Previously, Mr. Watumull served as a biotechnology industry executive, analyst, and investment banker, with stints at Paine Webber, First Honolulu Securities, and Aquasearch. His clients during his analyst career included the Wisconsin Investment Board, the world’s largest biotech investor at that time. While at Paine Webber, Mr. Watumull obtained financing for Amgen, Genentech, and Centocor. As EVP of Aquasearch, a Hawaii-based, publicly held marine biotechnology company, Mr. Watumull was primarily responsible for the financing and strategic direction of the Company, securing more than $20 million in financing for the Company and growing the market cap from $9 million to more than $200 million.

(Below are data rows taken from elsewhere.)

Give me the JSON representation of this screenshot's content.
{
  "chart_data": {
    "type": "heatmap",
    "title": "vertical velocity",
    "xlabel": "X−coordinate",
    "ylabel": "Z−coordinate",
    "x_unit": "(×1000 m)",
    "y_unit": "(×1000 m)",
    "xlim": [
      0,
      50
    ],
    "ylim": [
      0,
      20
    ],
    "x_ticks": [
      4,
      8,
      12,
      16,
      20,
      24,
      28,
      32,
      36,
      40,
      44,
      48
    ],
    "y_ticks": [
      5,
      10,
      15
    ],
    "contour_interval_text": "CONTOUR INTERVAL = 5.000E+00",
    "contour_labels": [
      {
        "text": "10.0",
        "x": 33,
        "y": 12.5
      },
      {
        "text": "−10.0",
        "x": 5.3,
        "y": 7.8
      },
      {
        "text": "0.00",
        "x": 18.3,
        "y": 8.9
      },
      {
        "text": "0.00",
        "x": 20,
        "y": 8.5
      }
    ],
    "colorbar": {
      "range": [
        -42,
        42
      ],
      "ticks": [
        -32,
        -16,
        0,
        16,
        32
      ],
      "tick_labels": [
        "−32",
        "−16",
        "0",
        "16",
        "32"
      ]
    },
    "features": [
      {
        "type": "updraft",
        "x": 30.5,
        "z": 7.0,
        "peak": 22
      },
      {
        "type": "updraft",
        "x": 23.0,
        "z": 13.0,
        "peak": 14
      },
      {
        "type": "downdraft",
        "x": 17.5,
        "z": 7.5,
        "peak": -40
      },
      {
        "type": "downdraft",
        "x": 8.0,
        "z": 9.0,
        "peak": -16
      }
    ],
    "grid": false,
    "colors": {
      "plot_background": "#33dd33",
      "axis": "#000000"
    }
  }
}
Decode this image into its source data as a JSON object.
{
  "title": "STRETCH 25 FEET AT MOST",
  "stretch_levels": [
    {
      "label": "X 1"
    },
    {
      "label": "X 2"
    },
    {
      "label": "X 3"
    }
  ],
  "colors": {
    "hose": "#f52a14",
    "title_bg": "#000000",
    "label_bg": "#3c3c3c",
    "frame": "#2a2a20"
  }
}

Mr. Watumull is also the Chairman of the Biotech Council of the Hawaii Technology Trade Association (HTTA), the state affiliate of the Biotech Industry Organization (BIO). He was named one of Hawaii’s “Ten Who Made a Difference” by the Honolulu Star-Bulletin for 2004.

Mr. Watumull graduated from Punahou School where he graduated in the top 10% of his class and was a National Merit Scholar semi-finalist. He attended Claremont Men’s College, now Claremont McKenna, majoring in Mathematics, and has lectured at the University of Hawaii Business School.